Arábia Saudita: a maior economia do médio oriente
Com apenas 84 anos de existência enquanto reino independente, a Arábia Saudita é hoje um dos actores de maior peso político e económico no Médio Oriente. Depois de séculos de reduzida relevância estratégica, a região que hoje identificamos com a Arábia Saudita conheceu o seu grande ponto de viragem na década de trinta com a descoberta de petróleo, que viria a transformar radicalmente o país.
Foi preciso fazer um longo caminho – desde logo no plano da unificação de território – até que a Arábia Saudita se conseguisse afirmar como potência hegemónica na Península Arábica tal como hoje a conhecemos.
Neste caminho, um marco central foi o Islão.
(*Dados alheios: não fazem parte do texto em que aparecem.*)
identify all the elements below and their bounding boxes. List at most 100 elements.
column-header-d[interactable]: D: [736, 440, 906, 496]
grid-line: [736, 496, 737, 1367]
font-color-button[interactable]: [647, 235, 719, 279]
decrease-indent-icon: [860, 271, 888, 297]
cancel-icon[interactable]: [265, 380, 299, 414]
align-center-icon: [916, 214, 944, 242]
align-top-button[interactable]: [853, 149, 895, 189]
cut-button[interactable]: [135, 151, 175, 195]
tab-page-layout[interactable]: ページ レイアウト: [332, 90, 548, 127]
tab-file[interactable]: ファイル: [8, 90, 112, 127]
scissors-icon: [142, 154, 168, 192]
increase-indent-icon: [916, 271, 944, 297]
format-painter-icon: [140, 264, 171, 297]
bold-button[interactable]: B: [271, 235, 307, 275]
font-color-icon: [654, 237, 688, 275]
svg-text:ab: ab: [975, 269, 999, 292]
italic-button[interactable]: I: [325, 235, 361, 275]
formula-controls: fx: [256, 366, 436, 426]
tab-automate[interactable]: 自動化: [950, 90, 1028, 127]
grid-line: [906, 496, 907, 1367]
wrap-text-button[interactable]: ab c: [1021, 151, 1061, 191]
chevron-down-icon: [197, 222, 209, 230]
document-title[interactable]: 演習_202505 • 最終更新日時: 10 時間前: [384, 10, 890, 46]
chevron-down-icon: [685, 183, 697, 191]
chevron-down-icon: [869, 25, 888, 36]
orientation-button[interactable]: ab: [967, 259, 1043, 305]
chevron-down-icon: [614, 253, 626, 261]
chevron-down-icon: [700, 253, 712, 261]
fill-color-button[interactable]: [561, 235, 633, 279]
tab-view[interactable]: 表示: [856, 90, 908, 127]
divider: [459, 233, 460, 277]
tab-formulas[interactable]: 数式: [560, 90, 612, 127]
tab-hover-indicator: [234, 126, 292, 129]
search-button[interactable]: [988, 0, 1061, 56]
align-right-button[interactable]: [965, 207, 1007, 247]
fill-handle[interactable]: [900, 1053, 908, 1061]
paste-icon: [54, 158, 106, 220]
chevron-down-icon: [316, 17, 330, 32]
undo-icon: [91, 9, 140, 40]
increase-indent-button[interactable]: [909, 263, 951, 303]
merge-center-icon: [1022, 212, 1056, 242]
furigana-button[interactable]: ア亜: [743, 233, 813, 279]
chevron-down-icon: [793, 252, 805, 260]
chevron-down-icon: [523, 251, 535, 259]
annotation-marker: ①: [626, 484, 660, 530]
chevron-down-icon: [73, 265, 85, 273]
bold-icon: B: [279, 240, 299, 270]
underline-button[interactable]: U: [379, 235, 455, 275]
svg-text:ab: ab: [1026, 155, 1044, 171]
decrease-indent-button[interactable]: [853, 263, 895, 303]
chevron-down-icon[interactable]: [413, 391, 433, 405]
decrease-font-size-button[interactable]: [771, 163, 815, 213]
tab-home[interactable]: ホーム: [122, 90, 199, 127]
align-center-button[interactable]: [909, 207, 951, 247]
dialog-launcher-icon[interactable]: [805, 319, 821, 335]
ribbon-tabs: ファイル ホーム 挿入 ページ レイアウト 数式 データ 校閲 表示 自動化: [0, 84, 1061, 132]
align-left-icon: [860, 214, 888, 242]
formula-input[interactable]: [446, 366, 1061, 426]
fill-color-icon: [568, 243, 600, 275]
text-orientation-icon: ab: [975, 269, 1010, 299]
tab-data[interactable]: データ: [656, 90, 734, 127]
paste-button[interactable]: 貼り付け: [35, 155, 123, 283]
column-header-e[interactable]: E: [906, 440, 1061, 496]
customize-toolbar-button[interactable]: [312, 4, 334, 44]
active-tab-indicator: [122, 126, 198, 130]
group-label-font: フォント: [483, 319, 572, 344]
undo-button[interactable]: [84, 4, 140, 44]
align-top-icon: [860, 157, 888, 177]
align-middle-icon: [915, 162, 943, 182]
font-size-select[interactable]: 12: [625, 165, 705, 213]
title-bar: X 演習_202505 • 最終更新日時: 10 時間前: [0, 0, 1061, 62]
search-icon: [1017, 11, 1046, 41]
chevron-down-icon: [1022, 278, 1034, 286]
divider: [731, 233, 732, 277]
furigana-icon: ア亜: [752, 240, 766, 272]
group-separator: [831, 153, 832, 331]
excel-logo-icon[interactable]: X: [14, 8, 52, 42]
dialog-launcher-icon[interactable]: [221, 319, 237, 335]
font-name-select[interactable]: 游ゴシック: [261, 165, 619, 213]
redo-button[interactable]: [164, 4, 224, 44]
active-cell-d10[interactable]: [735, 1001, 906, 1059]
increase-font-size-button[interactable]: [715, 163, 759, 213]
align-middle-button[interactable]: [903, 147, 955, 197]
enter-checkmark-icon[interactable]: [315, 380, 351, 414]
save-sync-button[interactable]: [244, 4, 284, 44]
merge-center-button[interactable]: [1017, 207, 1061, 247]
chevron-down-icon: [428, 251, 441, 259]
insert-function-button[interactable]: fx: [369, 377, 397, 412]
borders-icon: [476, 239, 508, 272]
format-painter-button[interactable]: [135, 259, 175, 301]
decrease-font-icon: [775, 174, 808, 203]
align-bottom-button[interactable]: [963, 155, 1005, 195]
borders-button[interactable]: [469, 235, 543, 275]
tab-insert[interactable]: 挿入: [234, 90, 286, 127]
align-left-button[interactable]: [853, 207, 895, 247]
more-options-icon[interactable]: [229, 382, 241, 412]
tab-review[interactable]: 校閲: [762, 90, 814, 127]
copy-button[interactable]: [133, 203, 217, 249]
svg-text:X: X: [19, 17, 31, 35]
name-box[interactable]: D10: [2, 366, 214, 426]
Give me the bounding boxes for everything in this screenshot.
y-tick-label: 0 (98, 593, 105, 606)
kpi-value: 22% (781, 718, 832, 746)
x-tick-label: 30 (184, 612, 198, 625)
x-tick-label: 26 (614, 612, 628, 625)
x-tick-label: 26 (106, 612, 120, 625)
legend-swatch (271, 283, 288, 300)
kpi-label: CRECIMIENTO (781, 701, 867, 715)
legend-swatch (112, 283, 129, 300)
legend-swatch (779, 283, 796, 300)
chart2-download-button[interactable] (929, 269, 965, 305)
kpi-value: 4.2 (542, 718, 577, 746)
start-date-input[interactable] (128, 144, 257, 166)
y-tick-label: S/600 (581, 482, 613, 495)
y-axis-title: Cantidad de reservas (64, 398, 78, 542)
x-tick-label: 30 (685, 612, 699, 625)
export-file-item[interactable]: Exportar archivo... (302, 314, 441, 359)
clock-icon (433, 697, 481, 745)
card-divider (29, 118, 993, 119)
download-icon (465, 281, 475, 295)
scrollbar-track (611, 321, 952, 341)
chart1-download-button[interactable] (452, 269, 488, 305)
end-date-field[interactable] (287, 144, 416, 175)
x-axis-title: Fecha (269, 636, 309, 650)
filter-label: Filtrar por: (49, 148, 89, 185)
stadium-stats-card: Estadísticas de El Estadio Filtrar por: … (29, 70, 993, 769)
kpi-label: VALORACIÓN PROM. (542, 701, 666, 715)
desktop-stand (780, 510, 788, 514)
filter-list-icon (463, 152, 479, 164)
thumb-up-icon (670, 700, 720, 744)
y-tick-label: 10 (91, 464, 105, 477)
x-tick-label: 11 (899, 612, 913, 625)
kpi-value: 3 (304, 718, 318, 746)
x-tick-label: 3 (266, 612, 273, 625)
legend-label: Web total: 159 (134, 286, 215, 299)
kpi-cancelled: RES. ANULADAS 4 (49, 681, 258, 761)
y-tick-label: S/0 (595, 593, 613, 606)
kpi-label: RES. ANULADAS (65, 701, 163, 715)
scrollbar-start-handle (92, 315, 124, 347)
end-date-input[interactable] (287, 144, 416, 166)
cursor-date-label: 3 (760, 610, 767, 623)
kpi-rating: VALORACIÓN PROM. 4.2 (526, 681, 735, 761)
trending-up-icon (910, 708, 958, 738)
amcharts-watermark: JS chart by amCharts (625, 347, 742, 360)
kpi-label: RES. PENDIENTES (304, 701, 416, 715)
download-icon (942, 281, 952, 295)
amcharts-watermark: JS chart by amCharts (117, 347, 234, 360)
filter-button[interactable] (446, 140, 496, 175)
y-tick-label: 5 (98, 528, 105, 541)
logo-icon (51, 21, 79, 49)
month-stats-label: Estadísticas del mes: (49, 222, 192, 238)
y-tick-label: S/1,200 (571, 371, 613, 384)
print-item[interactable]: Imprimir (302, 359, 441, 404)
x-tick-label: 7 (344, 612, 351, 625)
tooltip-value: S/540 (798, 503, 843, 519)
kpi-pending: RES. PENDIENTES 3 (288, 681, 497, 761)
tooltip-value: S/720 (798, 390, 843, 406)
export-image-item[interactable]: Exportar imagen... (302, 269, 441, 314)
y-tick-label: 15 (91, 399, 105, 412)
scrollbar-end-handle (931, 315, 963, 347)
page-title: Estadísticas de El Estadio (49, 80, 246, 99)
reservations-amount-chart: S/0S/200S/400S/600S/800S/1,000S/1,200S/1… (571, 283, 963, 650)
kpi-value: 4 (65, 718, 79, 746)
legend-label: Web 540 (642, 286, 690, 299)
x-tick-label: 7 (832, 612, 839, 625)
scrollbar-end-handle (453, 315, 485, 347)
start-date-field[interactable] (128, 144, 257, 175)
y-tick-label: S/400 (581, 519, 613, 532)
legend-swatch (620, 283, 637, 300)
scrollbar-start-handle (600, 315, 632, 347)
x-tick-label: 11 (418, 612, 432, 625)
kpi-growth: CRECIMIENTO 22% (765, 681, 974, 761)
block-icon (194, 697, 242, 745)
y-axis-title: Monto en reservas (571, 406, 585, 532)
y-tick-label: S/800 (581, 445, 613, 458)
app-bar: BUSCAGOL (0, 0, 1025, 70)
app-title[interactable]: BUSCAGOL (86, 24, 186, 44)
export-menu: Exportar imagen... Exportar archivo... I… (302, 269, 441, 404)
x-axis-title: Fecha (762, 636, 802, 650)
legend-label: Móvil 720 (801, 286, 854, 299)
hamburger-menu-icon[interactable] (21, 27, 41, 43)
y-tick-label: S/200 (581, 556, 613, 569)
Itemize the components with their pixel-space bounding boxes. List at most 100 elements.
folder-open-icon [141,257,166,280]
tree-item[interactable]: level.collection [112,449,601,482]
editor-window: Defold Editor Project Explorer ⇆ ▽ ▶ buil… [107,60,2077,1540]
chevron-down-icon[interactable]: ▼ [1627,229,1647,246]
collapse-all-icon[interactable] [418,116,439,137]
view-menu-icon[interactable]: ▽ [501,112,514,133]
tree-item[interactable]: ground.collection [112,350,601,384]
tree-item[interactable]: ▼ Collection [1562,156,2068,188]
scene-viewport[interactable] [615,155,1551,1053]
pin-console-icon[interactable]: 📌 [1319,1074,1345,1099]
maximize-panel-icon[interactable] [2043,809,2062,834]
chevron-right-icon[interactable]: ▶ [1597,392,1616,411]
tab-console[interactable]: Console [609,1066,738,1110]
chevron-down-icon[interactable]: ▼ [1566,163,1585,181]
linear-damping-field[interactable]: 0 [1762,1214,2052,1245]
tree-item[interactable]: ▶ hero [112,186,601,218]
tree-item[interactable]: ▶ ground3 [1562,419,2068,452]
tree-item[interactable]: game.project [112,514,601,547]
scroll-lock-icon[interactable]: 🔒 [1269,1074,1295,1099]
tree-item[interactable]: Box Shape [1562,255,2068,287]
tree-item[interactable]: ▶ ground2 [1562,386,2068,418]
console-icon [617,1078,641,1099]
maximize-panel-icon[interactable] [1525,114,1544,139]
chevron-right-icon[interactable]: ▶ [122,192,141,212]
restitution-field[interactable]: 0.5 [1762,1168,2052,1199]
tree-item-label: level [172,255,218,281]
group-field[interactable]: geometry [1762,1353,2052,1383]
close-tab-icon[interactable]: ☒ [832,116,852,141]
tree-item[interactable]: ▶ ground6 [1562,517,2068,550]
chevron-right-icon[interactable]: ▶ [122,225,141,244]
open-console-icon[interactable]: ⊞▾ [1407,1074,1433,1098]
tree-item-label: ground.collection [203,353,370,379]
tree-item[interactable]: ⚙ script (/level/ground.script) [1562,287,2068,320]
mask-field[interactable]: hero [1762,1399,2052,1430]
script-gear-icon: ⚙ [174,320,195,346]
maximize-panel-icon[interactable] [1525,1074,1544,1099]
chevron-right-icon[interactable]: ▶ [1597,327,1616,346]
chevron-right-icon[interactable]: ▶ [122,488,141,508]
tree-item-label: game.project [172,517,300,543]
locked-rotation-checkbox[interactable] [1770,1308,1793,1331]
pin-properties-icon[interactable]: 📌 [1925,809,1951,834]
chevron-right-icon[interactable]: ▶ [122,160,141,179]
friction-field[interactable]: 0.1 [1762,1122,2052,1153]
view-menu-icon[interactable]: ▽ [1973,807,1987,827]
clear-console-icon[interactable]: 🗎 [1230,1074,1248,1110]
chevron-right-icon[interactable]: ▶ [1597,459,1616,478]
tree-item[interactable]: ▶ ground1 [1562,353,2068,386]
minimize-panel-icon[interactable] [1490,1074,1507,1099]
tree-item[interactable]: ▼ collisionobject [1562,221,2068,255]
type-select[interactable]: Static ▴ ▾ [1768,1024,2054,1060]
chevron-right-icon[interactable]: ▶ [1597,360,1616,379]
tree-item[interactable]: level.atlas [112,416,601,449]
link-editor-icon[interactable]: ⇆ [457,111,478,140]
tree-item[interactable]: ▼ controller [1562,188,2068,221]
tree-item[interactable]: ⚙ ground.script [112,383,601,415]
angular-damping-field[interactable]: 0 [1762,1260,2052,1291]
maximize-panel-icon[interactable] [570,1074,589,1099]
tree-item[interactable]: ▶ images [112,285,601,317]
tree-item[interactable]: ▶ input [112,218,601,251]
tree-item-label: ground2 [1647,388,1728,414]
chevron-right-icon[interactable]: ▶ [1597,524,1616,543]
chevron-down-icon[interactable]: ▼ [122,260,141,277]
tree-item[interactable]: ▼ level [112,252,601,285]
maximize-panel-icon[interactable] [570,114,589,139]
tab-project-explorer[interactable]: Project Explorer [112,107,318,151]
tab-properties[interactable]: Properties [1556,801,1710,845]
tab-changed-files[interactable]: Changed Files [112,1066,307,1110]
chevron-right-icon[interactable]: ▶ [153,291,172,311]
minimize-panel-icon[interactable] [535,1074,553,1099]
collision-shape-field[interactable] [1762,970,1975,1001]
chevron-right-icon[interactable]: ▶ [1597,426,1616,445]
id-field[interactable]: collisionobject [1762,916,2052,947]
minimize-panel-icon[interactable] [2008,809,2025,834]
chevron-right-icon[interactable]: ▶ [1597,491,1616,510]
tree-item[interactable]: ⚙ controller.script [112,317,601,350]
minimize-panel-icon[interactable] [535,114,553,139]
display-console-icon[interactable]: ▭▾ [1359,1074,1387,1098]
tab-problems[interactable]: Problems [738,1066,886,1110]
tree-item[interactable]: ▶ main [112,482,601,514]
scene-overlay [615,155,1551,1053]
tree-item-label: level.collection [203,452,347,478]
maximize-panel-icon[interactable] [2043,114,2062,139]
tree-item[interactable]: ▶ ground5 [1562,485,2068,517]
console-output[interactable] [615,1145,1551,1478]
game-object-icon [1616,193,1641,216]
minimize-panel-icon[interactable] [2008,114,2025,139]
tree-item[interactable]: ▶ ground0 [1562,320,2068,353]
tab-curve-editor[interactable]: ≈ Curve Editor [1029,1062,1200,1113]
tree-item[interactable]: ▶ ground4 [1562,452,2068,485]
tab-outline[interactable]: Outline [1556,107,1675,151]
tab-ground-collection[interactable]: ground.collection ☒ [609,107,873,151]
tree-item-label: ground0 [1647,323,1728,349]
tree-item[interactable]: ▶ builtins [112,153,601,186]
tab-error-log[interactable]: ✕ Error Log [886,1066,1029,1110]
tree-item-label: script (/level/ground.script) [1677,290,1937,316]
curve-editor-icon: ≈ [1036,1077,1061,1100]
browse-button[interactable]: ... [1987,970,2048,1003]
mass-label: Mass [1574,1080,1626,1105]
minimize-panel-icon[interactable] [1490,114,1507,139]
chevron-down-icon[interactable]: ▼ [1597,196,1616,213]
Para além do seu significado religioso, o surgimento do Islão é acima de tudo um marco histórico e identificador nesta região e que muito influenciou a génese do país – pela mão da casa de Saud – a sua evolução e actual posicionamento regional. Acolhendo no seu território uma minoria xiita, a Arábia Saudita figura como país eminentemente sunita. De sublinhar ainda será o peso da população expatriada no país, cerca de 30% num total de 27,8 milhões de pessoas.
A Arábia Saudita de hoje é um país rico, moderno, desenvolvido, tecnologicamente avançado e em claro crescimento. Isso nota-se não apenas olhando o país em si, mas, e acima de tudo, quando se percebe o interesse crescente que desperta aos olhos dos investidores internacionais.
Tratando-se de um mercado do Médio Oriente, deverá ser sempre tida alguma cautela na análise de perspectivas e risco de investimento. Assim é face à precariedade do equilíbrio regional – aqui o pano de fundo será sempre a correlação política de forças entre as duas grandes potências regionais, a Arábia Saudita e o Irão; e à facilidade de uma escalada de tensões, que podem começar por ser religiosas e rapidamente resvalarem para o campo político – principalmente quando estão em causa regimes nos quais não há uma separação entre poder político e poder religioso – e que ao ritmo em que os mercados hoje em dia respondem, podem provocar grandes flutuações nos preços de matérias muito caras às economias do século XXI (petróleo e outras commodities), nos mercados financeiros etc. Tudo isto num contexto em que se joga um vasto conjunto de interesses regionais e internacionais.
Trata-se, por isso, de um país com dinâmicas internas e externas – de natureza política, securitária, estratégica, religiosa – que, na sua expressão prática e interacção, podem afectar o ambiente de negócios do país, a sua estabilidade, evolução, os seus graus de risco e de abertura ao exterior, etc. Ou seja, todo um conjunto de variáveis que têm o seu peso em decisões de investimento ou desinvestimento.
Ainda assim, a Arábia Saudita tem vivido, à excepção dos acontecimentos de 1979, uma enorme estabilidade interna nas últimas décadas, percorrendo uma trajectória orientada para uma modernização e afirmação do país cada vez mais maior. O país é membro do Conselho de Cooperação dos Estados Árabes do Golfo Pérsico, da Organização da Conferência Islâmica, membro do G20 e membro fundamental da OPEP.